Geochemistry characters of platinum-group elements and its significances on the process of mineralization in the Kalatongke Cu-Ni sulfide deposit, Xinjiang, China.

Kalatongke Ni-Cu Sulfide deposit, which occurring in the northern margin of the Junggar terrane, northern Xinjiang, NW China, three of 11 small mafic intrusions (#1, #2 and #3) are the main economic Ni-Cu sulfide ore bodies. The ore is comprised of disseminated sulfides ( including weakly-disseminated and heavily-disseminated) and massive sulfides, in the former they have transition relationship, but the latter has penetration contact relationship with the former. The total concentrations of PGE in rock and ore samples are low, their dominant elements are PPGE, generally decrease with basic degree decrease in rocks and increase with sulfide contents increase in ores, suggest that PGE distribution in the deposit is mainly controlled by ore phases derived from sulfides segregation. On the basic of 100% sulfide recalculated, the average concentrations of total PGE concentrations in ores are 573 x 10(-9). The composition of the total PGE show no notable difference among the disseminated of all intrusions. Rock and ore samples have similar mantle-normalized PGE patterns with relative enrichment of Pt and Pd. The diagram of Pd/Ir against Ni/Cu, and geochemistry of rocks reveal that primary magma of Kalatongke is basaltic magma with high MgO content, which is undepleted in platinum group element. Assuming the primary magma is similar to the continental tholeiite, simulanting result reveals that the parental magma visibly depleted PGE, at the same time, Ir depleted more than Pt and Pd, owing to the sulfide segregation in the deep crust. The Pd/Pt ratios of rocks and ores, binary variations of Cr versus Ni, Ir, Ru and Rh, and S isotope combining with petrology show that the fractionation of olivine and chromite is likely the main factor leading to sulfur saturation and segregation.

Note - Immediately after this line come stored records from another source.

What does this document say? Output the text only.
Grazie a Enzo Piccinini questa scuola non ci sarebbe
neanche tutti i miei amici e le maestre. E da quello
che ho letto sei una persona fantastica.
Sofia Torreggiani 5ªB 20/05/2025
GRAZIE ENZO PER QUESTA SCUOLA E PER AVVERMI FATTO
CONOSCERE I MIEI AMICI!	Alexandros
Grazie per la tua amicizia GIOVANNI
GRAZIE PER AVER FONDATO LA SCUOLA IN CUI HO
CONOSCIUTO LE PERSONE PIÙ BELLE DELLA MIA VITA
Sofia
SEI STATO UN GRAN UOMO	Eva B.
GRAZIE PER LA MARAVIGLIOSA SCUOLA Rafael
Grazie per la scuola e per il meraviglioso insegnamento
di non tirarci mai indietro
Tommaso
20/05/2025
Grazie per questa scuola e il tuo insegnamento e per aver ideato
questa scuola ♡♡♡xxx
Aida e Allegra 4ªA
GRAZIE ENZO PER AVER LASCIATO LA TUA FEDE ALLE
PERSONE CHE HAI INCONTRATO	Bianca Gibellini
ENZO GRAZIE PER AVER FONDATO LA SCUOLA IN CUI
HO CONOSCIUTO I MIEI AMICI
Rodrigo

The diversity between IPGE and PPGE of different type ores, its pertinency linking and the macroscopical geological fact, we conclude that the disseminated ores come from the undepleted initial magma, then the olivine and chromite crystallization and segregation and sulfide segregation in the deep crust, resulting in the parental magma depleted in PGE, in the end, the crystal-bearing magma ascend and intrude the present level in the crust. But the massive ore maybe derived from the sulfide melt which laterly segregated from the parental magma depleted in PGE, and then inject into disseminated ores.